A reportagem é de Marie-Lucile Kubacki, publicada por La Vie, 04-09-2020. A tradução é de André Langer.
Como sinal da importância que ele deu à visita do grupo de franceses que veio dialogar sobre a Laudato Si’ em audiência privada, o Papa Francisco tinha preparado um discurso – distribuído aos participantes e jornalistas. Outro sinal da importância de sua atenção é que de repente ele desistiu desse discurso, para substituí-lo por um depoimento pessoal. O seu compromisso com a ecologia – que descreveu como um percurso – começou com a célebre Conferência de Aparecida de 2007, da qual foi um dos principais pilares, e se alimentou especialmente dos intercâmbios com os povos indígenas. Na sequência, o Papa também explicou como decidiu apressar a redação da Encíclica Laudato Si’, para que o texto estivesse pronto antes da Conferência do Clima de 2015 em Paris. Isso foi depois da sua visita às instituições europeias em Estrasburgo, quando foi recebido por Ségolène Royal, ministra da Ecologia.

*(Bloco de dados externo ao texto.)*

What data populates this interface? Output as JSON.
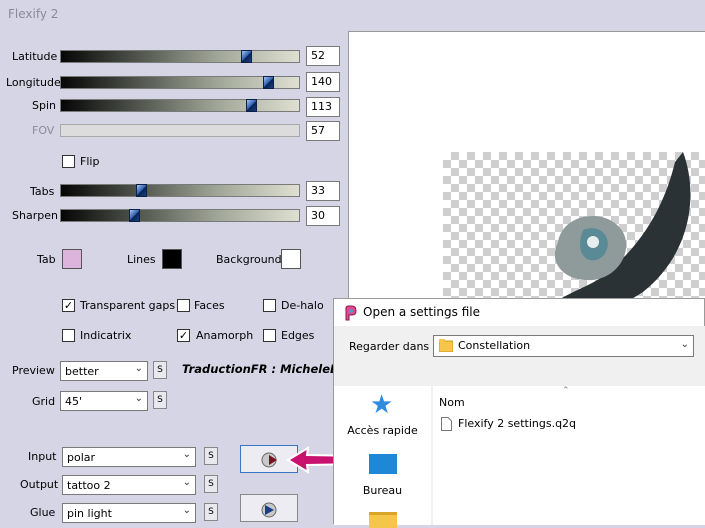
{
  "window": {
    "title": "Flexify 2"
  },
  "sliders": {
    "latitude": {
      "label": "Latitude",
      "value": "52"
    },
    "longitude": {
      "label": "Longitude",
      "value": "140"
    },
    "spin": {
      "label": "Spin",
      "value": "113"
    },
    "fov": {
      "label": "FOV",
      "value": "57"
    },
    "tabs": {
      "label": "Tabs",
      "value": "33"
    },
    "sharpen": {
      "label": "Sharpen",
      "value": "30"
    }
  },
  "flip": {
    "label": "Flip",
    "checked": false
  },
  "colors": {
    "tab": {
      "label": "Tab",
      "color": "#dcb4dc"
    },
    "lines": {
      "label": "Lines",
      "color": "#000000"
    },
    "background": {
      "label": "Background",
      "color": "#ffffff"
    }
  },
  "options": {
    "transparent_gaps": {
      "label": "Transparent gaps",
      "checked": true
    },
    "faces": {
      "label": "Faces",
      "checked": false
    },
    "de_halo": {
      "label": "De-halo",
      "checked": false
    },
    "indicatrix": {
      "label": "Indicatrix",
      "checked": false
    },
    "anamorph": {
      "label": "Anamorph",
      "checked": true
    },
    "edges": {
      "label": "Edges",
      "checked": false
    }
  },
  "preview": {
    "label": "Preview",
    "value": "better"
  },
  "grid": {
    "label": "Grid",
    "value": "45'"
  },
  "input": {
    "label": "Input",
    "value": "polar"
  },
  "output": {
    "label": "Output",
    "value": "tattoo 2"
  },
  "glue": {
    "label": "Glue",
    "value": "pin light"
  },
  "s_button_label": "S",
  "watermark": "TraductionFR : MicheleB-Graphisme",
  "dialog": {
    "title": "Open a settings file",
    "look_in_label": "Regarder dans :",
    "look_in_value": "Constellation",
    "column_name": "Nom",
    "places": [
      {
        "label": "Accès rapide",
        "icon": "star-icon"
      },
      {
        "label": "Bureau",
        "icon": "desktop-icon"
      },
      {
        "label": "",
        "icon": "libraries-icon"
      }
    ],
    "files": [
      {
        "name": "Flexify 2 settings.q2q",
        "icon": "file-icon"
      }
    ]
  },
  "accent_colors": {
    "arrow": "#c8126e",
    "thumb": "#2a5cb0",
    "folder": "#f5c64a"
  }
}
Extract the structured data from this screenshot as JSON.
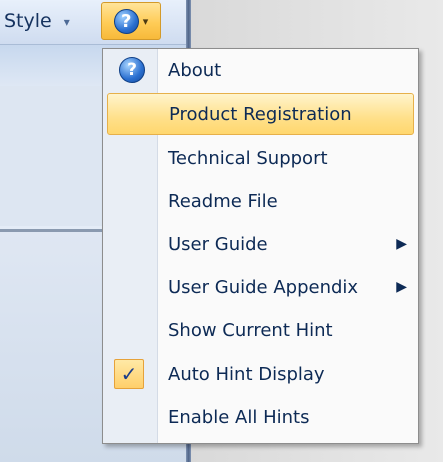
{
  "toolbar": {
    "style_label": "Style",
    "style_chevron": "▾",
    "help_chevron": "▾",
    "help_icon_glyph": "?"
  },
  "menu": {
    "items": [
      {
        "label": "About",
        "icon": "help-icon"
      },
      {
        "label": "Product Registration",
        "highlighted": true
      },
      {
        "label": "Technical Support"
      },
      {
        "label": "Readme File"
      },
      {
        "label": "User Guide",
        "submenu": true
      },
      {
        "label": "User Guide Appendix",
        "submenu": true
      },
      {
        "label": "Show Current Hint"
      },
      {
        "label": "Auto Hint Display",
        "checked": true
      },
      {
        "label": "Enable All Hints"
      }
    ],
    "submenu_arrow": "▶",
    "check_glyph": "✓"
  },
  "colors": {
    "highlight": "#ffe08a",
    "menu_text": "#0d2a55",
    "accent_blue": "#2a6fd0"
  }
}
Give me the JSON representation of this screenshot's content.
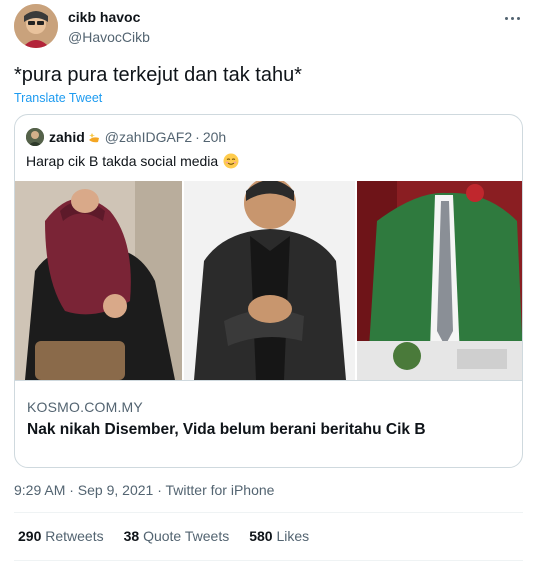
{
  "author": {
    "display_name": "cikb havoc",
    "handle": "@HavocCikb"
  },
  "tweet": {
    "text": "*pura pura terkejut dan tak tahu*",
    "translate_label": "Translate Tweet"
  },
  "quoted": {
    "display_name": "zahid",
    "handle": "@zahIDGAF2",
    "separator": "·",
    "time": "20h",
    "text": "Harap cik B takda social media",
    "link_domain": "KOSMO.COM.MY",
    "link_title": "Nak nikah Disember, Vida belum berani beritahu Cik B"
  },
  "meta": {
    "timestamp": "9:29 AM · Sep 9, 2021 · Twitter for iPhone"
  },
  "stats": [
    {
      "count": "290",
      "label": "Retweets"
    },
    {
      "count": "38",
      "label": "Quote Tweets"
    },
    {
      "count": "580",
      "label": "Likes"
    }
  ],
  "colors": {
    "link_blue": "#1d9bf0",
    "secondary_text": "#536471",
    "border": "#cfd9de"
  },
  "icons": {
    "more": "more-horizontal-icon",
    "quoted_name_emoji": "sparkle-emoji-icon",
    "quoted_text_emoji": "relieved-face-emoji-icon"
  }
}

Como para coroar o ciclo, foi a convite de Anne Hidalgo, prefeita reeleita de Paris, que Audrey Pulvar veio, com o objetivo de convidar o Papa para visitar a capital francesa, em dezembro, por ocasião do duplo aniversário do Acordo de Paris e da Encíclica Laudato Si’. “Não é por acaso que os dois eventos têm a mesma data de aniversário, explicou Pulvar, pois o Papa estava trabalhando na redação da Laudato Si’, mas acelerou a redação da encíclica porque ele queria influenciar o acordo de Paris”.
Durante a audiência, o Papa também apresentou seu ponto de vista sobre a Inteligência Artificial. “Ele nos disse: talvez a Inteligência Artificial possa fazer tudo no tocante à cabeça e às mãos, testemunhou Gaël Giraud, padre jesuíta e economista, mas nada no que diz respeito ao coração, que é da ordem da ternura”. O Papa também insistiu na importância do diálogo intergeracional, citando o profeta Joel: “São os velhos que sonham e os jovens que profetizam”, e chamando todos a trabalharem de mãos dadas para que cada um possa cumprir sua missão.

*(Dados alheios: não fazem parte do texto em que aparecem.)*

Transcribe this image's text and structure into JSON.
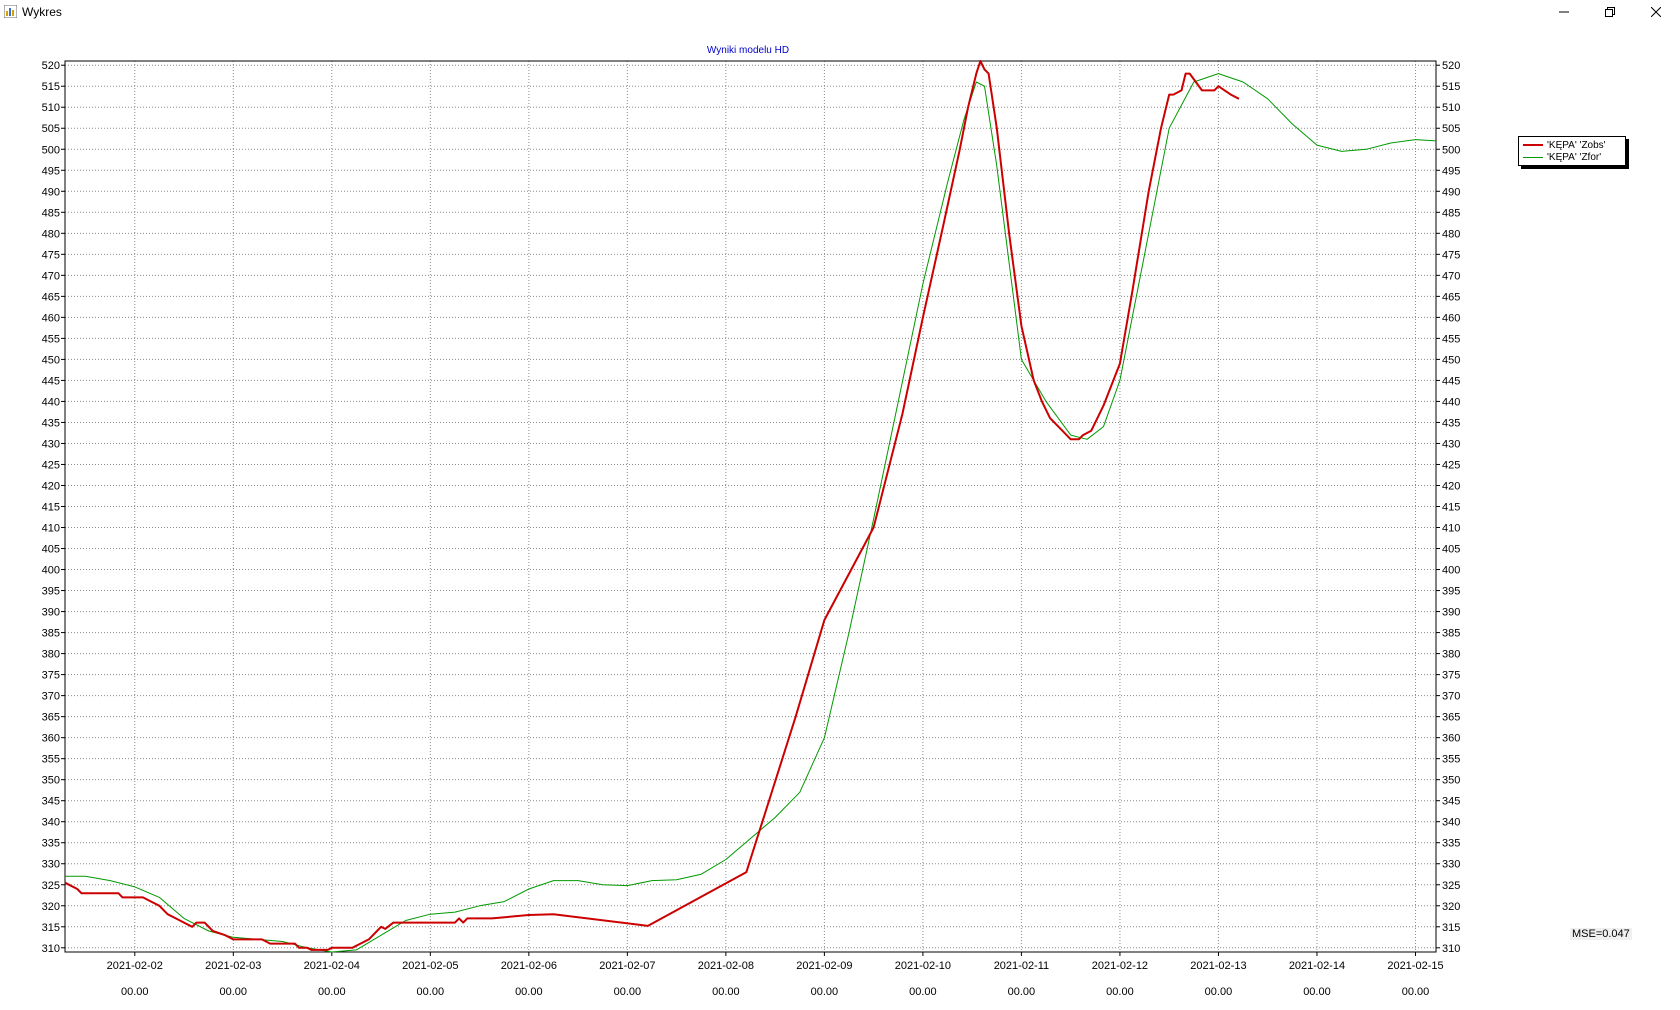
{
  "window": {
    "title": "Wykres",
    "icons": [
      "app-icon",
      "minimize-icon",
      "restore-icon",
      "close-icon"
    ]
  },
  "chart_data": {
    "type": "line",
    "title": "Wyniki modelu HD",
    "title_color": "#0000cc",
    "xlabel": "",
    "ylabel": "",
    "grid": true,
    "legend_position": "right",
    "ylim": [
      309,
      521
    ],
    "xlim": [
      "2021-02-01 07:00",
      "2021-02-15 05:00"
    ],
    "y_ticks": [
      310,
      315,
      320,
      325,
      330,
      335,
      340,
      345,
      350,
      355,
      360,
      365,
      370,
      375,
      380,
      385,
      390,
      395,
      400,
      405,
      410,
      415,
      420,
      425,
      430,
      435,
      440,
      445,
      450,
      455,
      460,
      465,
      470,
      475,
      480,
      485,
      490,
      495,
      500,
      505,
      510,
      515,
      520
    ],
    "x_ticks": [
      {
        "date": "2021-02-02",
        "time": "00.00"
      },
      {
        "date": "2021-02-03",
        "time": "00.00"
      },
      {
        "date": "2021-02-04",
        "time": "00.00"
      },
      {
        "date": "2021-02-05",
        "time": "00.00"
      },
      {
        "date": "2021-02-06",
        "time": "00.00"
      },
      {
        "date": "2021-02-07",
        "time": "00.00"
      },
      {
        "date": "2021-02-08",
        "time": "00.00"
      },
      {
        "date": "2021-02-09",
        "time": "00.00"
      },
      {
        "date": "2021-02-10",
        "time": "00.00"
      },
      {
        "date": "2021-02-11",
        "time": "00.00"
      },
      {
        "date": "2021-02-12",
        "time": "00.00"
      },
      {
        "date": "2021-02-13",
        "time": "00.00"
      },
      {
        "date": "2021-02-14",
        "time": "00.00"
      },
      {
        "date": "2021-02-15",
        "time": "00.00"
      }
    ],
    "series": [
      {
        "name": "'KĘPA' 'Zobs'",
        "color": "#cc0000",
        "points": [
          [
            "2021-02-01 07:00",
            325.5
          ],
          [
            "2021-02-01 08:00",
            325
          ],
          [
            "2021-02-01 10:00",
            324
          ],
          [
            "2021-02-01 11:00",
            323
          ],
          [
            "2021-02-01 20:00",
            323
          ],
          [
            "2021-02-01 21:00",
            322
          ],
          [
            "2021-02-02 02:00",
            322
          ],
          [
            "2021-02-02 04:00",
            321
          ],
          [
            "2021-02-02 06:00",
            320
          ],
          [
            "2021-02-02 08:00",
            318
          ],
          [
            "2021-02-02 10:00",
            317
          ],
          [
            "2021-02-02 12:00",
            316
          ],
          [
            "2021-02-02 14:00",
            315
          ],
          [
            "2021-02-02 15:00",
            316
          ],
          [
            "2021-02-02 17:00",
            316
          ],
          [
            "2021-02-02 19:00",
            314
          ],
          [
            "2021-02-02 22:00",
            313
          ],
          [
            "2021-02-03 00:00",
            312
          ],
          [
            "2021-02-03 07:00",
            312
          ],
          [
            "2021-02-03 09:00",
            311
          ],
          [
            "2021-02-03 15:00",
            311
          ],
          [
            "2021-02-03 16:00",
            310
          ],
          [
            "2021-02-03 18:00",
            310
          ],
          [
            "2021-02-03 19:00",
            309.5
          ],
          [
            "2021-02-03 23:00",
            309.5
          ],
          [
            "2021-02-04 00:00",
            310
          ],
          [
            "2021-02-04 05:00",
            310
          ],
          [
            "2021-02-04 07:00",
            311
          ],
          [
            "2021-02-04 09:00",
            312
          ],
          [
            "2021-02-04 11:00",
            314
          ],
          [
            "2021-02-04 12:00",
            315
          ],
          [
            "2021-02-04 13:00",
            314.5
          ],
          [
            "2021-02-04 15:00",
            316
          ],
          [
            "2021-02-04 17:00",
            316
          ],
          [
            "2021-02-05 06:00",
            316
          ],
          [
            "2021-02-05 07:00",
            317
          ],
          [
            "2021-02-05 08:00",
            316
          ],
          [
            "2021-02-05 09:00",
            317
          ],
          [
            "2021-02-05 15:00",
            317
          ],
          [
            "2021-02-06 00:00",
            317.8
          ],
          [
            "2021-02-06 06:00",
            318
          ],
          [
            "2021-02-07 05:00",
            315.2
          ],
          [
            "2021-02-08 05:00",
            328
          ],
          [
            "2021-02-08 17:00",
            365
          ],
          [
            "2021-02-09 00:00",
            388
          ],
          [
            "2021-02-09 12:00",
            410
          ],
          [
            "2021-02-09 19:00",
            437
          ],
          [
            "2021-02-10 00:00",
            460
          ],
          [
            "2021-02-10 05:00",
            482
          ],
          [
            "2021-02-10 09:00",
            500
          ],
          [
            "2021-02-10 11:00",
            510
          ],
          [
            "2021-02-10 13:00",
            518
          ],
          [
            "2021-02-10 14:00",
            521
          ],
          [
            "2021-02-10 15:00",
            519
          ],
          [
            "2021-02-10 16:00",
            518
          ],
          [
            "2021-02-10 18:00",
            505
          ],
          [
            "2021-02-10 21:00",
            480
          ],
          [
            "2021-02-11 00:00",
            458
          ],
          [
            "2021-02-11 03:00",
            445
          ],
          [
            "2021-02-11 05:00",
            440
          ],
          [
            "2021-02-11 07:00",
            436
          ],
          [
            "2021-02-11 10:00",
            433
          ],
          [
            "2021-02-11 12:00",
            431
          ],
          [
            "2021-02-11 14:00",
            431
          ],
          [
            "2021-02-11 15:00",
            432
          ],
          [
            "2021-02-11 17:00",
            433
          ],
          [
            "2021-02-11 20:00",
            439
          ],
          [
            "2021-02-12 00:00",
            449
          ],
          [
            "2021-02-12 03:00",
            466
          ],
          [
            "2021-02-12 07:00",
            490
          ],
          [
            "2021-02-12 10:00",
            505
          ],
          [
            "2021-02-12 12:00",
            513
          ],
          [
            "2021-02-12 13:00",
            513
          ],
          [
            "2021-02-12 15:00",
            514
          ],
          [
            "2021-02-12 16:00",
            518
          ],
          [
            "2021-02-12 17:00",
            518
          ],
          [
            "2021-02-12 20:00",
            514
          ],
          [
            "2021-02-12 23:00",
            514
          ],
          [
            "2021-02-13 00:00",
            515
          ],
          [
            "2021-02-13 03:00",
            513
          ],
          [
            "2021-02-13 05:00",
            512
          ]
        ]
      },
      {
        "name": "'KĘPA' 'Zfor'",
        "color": "#009900",
        "points": [
          [
            "2021-02-01 07:00",
            327
          ],
          [
            "2021-02-01 12:00",
            327
          ],
          [
            "2021-02-01 18:00",
            326
          ],
          [
            "2021-02-02 00:00",
            324.5
          ],
          [
            "2021-02-02 06:00",
            322
          ],
          [
            "2021-02-02 12:00",
            317
          ],
          [
            "2021-02-02 18:00",
            314
          ],
          [
            "2021-02-03 00:00",
            312.5
          ],
          [
            "2021-02-03 06:00",
            312
          ],
          [
            "2021-02-03 12:00",
            311.5
          ],
          [
            "2021-02-03 18:00",
            310
          ],
          [
            "2021-02-04 00:00",
            309
          ],
          [
            "2021-02-04 06:00",
            309.5
          ],
          [
            "2021-02-04 12:00",
            313
          ],
          [
            "2021-02-04 18:00",
            316.5
          ],
          [
            "2021-02-05 00:00",
            318
          ],
          [
            "2021-02-05 06:00",
            318.5
          ],
          [
            "2021-02-05 12:00",
            320
          ],
          [
            "2021-02-05 18:00",
            321
          ],
          [
            "2021-02-06 00:00",
            324
          ],
          [
            "2021-02-06 06:00",
            326
          ],
          [
            "2021-02-06 12:00",
            326
          ],
          [
            "2021-02-06 18:00",
            325
          ],
          [
            "2021-02-07 00:00",
            324.8
          ],
          [
            "2021-02-07 06:00",
            326
          ],
          [
            "2021-02-07 12:00",
            326.2
          ],
          [
            "2021-02-07 18:00",
            327.5
          ],
          [
            "2021-02-08 00:00",
            331
          ],
          [
            "2021-02-08 06:00",
            336
          ],
          [
            "2021-02-08 12:00",
            341
          ],
          [
            "2021-02-08 18:00",
            347
          ],
          [
            "2021-02-09 00:00",
            360
          ],
          [
            "2021-02-09 06:00",
            385
          ],
          [
            "2021-02-09 12:00",
            412
          ],
          [
            "2021-02-09 18:00",
            440
          ],
          [
            "2021-02-10 00:00",
            468
          ],
          [
            "2021-02-10 06:00",
            492
          ],
          [
            "2021-02-10 10:00",
            507
          ],
          [
            "2021-02-10 13:00",
            516
          ],
          [
            "2021-02-10 15:00",
            515
          ],
          [
            "2021-02-10 18:00",
            496
          ],
          [
            "2021-02-11 00:00",
            450
          ],
          [
            "2021-02-11 06:00",
            440
          ],
          [
            "2021-02-11 12:00",
            432
          ],
          [
            "2021-02-11 16:00",
            431
          ],
          [
            "2021-02-11 20:00",
            434
          ],
          [
            "2021-02-12 00:00",
            445
          ],
          [
            "2021-02-12 06:00",
            475
          ],
          [
            "2021-02-12 12:00",
            505
          ],
          [
            "2021-02-12 18:00",
            516
          ],
          [
            "2021-02-13 00:00",
            518
          ],
          [
            "2021-02-13 06:00",
            516
          ],
          [
            "2021-02-13 12:00",
            512
          ],
          [
            "2021-02-13 18:00",
            506
          ],
          [
            "2021-02-14 00:00",
            501
          ],
          [
            "2021-02-14 06:00",
            499.5
          ],
          [
            "2021-02-14 12:00",
            500
          ],
          [
            "2021-02-14 18:00",
            501.5
          ],
          [
            "2021-02-15 00:00",
            502.3
          ],
          [
            "2021-02-15 05:00",
            502
          ]
        ]
      }
    ],
    "legend": [
      "'KĘPA' 'Zobs'",
      "'KĘPA' 'Zfor'"
    ],
    "annotation": "MSE=0.047"
  }
}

Certamente, os participantes não conseguiram ter uma conversa informal com Francisco, mas saíram profundamente marcados, conforme expressaram durante uma entrevista coletiva. “Encontrar o Papa é uma história pouco comum, disse a atriz Juliette Binoche. Imaginamos muitas coisas, mas na sua presença, torna-se tangível, possível, um ser humano que tenta fazer o máximo que pode, que pede para rezar por ele...”. E falar da “revelação” que foi para ele a Laudato Si': “Muitas vezes colocamos o profano de um lado e o sagrado do outro, mas para mim cada momento é sagrado, tudo é sagrado se quisermos, se revivermos esta presença entre nós, colocando de lado nossos telefones, nossos medos e nossas barreiras, mudando nossa relação com a natureza, redescobrindo a maravilha diante do que nos é dado... A ecologia é saber ser na presença uns dos outros”.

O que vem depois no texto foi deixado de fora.